The film begins with Vaithi (Deepak) running to save his elder brother Moorthy (Sriman) from the goons. Upon his arrival, Moorthy is seriously wounded and covered with blood.

Vaithi lived with his father Arunachalam (Rajesh), a retired teacher; his mother; and his brother Moorthy. Moorthy was a successful CPWD engineer and the pride of Arunachalam, while Vaithi was a kind-hearted auto-driver and was hated by Arunachalam. Moorthy, being an incorruptible engineer, attracted the anger of Ratnavel (Sudheer Sukumaran) and Rajadurai (Ponvannan), who were constantly trying to bribe him to get his approval for a project. In the meantime, Vaithi and Anandhi (Nicole), sister of Ratnavel and Rajadurai, fell in love with each other. Circumstances forced Moorthy to get married with Thenmozhi (Mythili), but he didn't like her.

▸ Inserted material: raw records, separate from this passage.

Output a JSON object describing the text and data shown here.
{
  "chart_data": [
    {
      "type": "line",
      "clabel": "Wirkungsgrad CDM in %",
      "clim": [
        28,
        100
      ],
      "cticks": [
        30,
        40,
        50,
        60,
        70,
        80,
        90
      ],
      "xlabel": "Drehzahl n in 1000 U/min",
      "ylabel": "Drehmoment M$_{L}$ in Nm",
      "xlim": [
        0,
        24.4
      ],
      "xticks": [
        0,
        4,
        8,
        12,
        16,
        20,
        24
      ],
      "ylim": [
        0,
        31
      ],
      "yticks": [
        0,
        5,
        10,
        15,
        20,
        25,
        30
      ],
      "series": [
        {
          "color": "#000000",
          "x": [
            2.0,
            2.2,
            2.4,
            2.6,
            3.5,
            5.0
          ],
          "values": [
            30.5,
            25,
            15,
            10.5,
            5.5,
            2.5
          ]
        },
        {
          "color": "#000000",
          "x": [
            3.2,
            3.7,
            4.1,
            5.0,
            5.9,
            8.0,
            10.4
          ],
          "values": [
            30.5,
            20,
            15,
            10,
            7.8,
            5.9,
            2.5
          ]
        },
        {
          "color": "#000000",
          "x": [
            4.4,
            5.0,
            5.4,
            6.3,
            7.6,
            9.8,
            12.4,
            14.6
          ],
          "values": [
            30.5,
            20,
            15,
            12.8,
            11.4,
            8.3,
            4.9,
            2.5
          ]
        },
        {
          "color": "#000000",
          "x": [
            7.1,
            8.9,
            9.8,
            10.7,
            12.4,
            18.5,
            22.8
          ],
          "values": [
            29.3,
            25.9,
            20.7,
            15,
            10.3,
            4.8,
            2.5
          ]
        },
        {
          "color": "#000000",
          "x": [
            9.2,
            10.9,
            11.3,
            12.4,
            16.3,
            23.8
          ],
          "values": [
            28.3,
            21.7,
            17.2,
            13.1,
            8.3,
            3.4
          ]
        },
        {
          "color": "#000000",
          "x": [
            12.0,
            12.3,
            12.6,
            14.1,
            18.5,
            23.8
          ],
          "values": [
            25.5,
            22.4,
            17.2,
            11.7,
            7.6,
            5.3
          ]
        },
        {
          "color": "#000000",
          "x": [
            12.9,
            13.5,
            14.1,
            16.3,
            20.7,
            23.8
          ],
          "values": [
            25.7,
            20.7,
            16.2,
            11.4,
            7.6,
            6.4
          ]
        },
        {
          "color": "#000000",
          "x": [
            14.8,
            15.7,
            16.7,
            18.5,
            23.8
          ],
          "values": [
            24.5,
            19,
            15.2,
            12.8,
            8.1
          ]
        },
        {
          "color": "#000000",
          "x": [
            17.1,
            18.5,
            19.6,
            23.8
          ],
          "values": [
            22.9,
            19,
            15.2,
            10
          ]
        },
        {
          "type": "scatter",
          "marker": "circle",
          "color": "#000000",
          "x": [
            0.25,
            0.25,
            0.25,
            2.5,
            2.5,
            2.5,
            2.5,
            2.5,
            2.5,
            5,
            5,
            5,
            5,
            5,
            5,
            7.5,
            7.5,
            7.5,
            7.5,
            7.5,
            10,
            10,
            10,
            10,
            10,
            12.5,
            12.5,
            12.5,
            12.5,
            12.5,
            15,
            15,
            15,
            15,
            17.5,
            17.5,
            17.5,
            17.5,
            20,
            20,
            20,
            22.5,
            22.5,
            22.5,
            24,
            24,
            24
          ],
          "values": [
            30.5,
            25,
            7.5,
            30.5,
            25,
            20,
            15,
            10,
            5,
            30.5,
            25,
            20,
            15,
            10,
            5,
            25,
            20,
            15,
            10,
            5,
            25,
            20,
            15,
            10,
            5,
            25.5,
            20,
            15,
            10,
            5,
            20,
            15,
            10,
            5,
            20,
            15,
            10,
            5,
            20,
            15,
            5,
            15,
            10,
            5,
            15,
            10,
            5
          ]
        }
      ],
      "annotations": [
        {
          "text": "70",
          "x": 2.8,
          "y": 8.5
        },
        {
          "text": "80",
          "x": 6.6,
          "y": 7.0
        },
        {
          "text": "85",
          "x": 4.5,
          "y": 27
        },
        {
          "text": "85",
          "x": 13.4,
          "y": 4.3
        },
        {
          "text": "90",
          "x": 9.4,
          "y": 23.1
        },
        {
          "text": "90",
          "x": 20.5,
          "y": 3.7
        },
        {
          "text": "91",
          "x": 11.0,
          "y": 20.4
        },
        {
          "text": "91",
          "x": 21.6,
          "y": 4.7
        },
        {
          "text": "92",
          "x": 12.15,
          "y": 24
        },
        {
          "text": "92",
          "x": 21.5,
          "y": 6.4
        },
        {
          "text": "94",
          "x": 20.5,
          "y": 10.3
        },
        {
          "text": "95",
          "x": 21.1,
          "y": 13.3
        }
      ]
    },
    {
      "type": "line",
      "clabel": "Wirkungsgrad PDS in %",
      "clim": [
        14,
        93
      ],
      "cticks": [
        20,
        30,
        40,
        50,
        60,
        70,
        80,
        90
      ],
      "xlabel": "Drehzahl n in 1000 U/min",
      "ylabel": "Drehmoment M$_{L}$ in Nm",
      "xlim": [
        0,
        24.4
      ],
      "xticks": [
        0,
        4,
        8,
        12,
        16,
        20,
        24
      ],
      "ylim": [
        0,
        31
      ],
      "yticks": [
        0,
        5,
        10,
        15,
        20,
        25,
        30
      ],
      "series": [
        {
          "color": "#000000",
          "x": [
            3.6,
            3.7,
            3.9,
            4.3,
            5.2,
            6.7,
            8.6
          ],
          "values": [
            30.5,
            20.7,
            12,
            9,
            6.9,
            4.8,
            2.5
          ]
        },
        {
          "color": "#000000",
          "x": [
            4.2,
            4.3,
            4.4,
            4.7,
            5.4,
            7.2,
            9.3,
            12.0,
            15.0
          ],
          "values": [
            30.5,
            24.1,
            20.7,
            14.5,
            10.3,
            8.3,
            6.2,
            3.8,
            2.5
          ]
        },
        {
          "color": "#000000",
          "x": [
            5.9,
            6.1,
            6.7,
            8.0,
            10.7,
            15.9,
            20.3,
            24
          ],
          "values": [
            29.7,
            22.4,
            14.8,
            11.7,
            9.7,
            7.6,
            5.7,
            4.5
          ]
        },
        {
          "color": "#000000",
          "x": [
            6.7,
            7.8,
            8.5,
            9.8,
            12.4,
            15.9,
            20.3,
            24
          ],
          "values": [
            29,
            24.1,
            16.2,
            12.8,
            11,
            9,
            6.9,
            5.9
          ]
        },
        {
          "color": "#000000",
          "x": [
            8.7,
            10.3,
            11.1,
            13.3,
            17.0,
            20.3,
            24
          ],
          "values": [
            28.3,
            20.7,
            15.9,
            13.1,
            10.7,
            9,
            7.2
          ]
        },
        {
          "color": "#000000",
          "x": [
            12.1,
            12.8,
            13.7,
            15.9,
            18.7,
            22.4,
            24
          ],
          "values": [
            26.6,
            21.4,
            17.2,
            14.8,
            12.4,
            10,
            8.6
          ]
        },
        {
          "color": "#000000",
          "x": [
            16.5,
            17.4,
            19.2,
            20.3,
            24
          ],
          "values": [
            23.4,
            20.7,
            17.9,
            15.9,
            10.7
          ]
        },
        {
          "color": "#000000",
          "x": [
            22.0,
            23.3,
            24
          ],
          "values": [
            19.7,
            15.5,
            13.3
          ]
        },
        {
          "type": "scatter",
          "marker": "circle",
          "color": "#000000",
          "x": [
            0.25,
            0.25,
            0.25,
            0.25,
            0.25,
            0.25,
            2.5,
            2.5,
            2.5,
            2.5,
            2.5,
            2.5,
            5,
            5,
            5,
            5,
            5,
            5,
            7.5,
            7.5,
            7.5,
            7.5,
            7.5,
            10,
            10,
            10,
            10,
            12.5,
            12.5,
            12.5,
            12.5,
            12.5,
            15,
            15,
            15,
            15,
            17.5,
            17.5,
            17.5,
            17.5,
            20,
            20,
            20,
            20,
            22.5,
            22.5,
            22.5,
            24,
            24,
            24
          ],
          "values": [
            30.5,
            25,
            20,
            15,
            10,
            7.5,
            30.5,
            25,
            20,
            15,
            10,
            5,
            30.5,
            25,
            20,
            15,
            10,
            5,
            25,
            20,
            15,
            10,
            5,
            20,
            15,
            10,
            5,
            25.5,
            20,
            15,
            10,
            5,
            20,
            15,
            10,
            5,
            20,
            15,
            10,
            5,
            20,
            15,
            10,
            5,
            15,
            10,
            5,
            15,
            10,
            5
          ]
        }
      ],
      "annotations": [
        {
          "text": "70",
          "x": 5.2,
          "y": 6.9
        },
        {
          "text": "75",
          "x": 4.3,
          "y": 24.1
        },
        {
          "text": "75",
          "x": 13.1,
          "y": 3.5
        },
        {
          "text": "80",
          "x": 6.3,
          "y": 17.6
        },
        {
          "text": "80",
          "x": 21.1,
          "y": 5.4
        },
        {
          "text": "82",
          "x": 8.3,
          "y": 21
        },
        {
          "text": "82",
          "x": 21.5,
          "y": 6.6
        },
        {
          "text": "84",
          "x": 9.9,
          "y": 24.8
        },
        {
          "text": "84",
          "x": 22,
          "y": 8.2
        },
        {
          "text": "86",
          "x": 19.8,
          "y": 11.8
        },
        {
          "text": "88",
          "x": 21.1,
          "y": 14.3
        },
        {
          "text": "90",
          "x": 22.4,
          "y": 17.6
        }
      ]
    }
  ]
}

Back to the present, Moorthy dies in Vaithi's arms, but before dying, he pronounces the name Kadambari. Vaithi suspects Ratnavel and Rajadurai for killing his brother. A few days later, a woman (Karthika Mathew) with a baby introduces to Vaithi as Kadambari and reveals that she was Moorthy's secret wife. By pity, Vaithi accommodates them in Moorthy's outhouse. The whole village talks ill about Kadambari and Vaithi's relationship, but Vaithi keeps the secret and takes the insults of the village. Vaithi is now disowned by his father, and his girlfriend has broken up with him. One day, Periyasamy (Ganja Karuppu), who witnessed his brother's murder, reveals that the killer was Kadambari's brother Boopathy (Anand), a criminal. What transpires next forms the rest of the story.

==Production==
Nicole plays a village belle in the film, which was a contrast to her previous glamorous role. According to her, the film demanded a kissing scene that was shot aesthetically. Her father was against her doing an onscreen kiss for her previous film.

==Soundtrack==
The soundtrack was composed by Srikanth Deva, with lyrics written by Snehan, Kabilan and Dr. Kruthiya.

| Song | Singer(s) | Duration |
|---|---|---|
| "Maanattam Mayilattam" | Naveen Madhav | 5:40 |
| "Chithiram Pesuthadi" | Harish Raghavendra, Sadhana Sargam | 5:32 |
| "Aara Aariro" | Karthik | 5:28 |
| "Yaro Yaro" | Vijay | 5:21 |
| "Naan Kadhalikiren" | Shweta Mohan, Udit Narayan | 5:10 |
| "Aara Aariro" | Shweta Mohan | 4:59 |

==Release ==
The film was released at the end of July in 2009.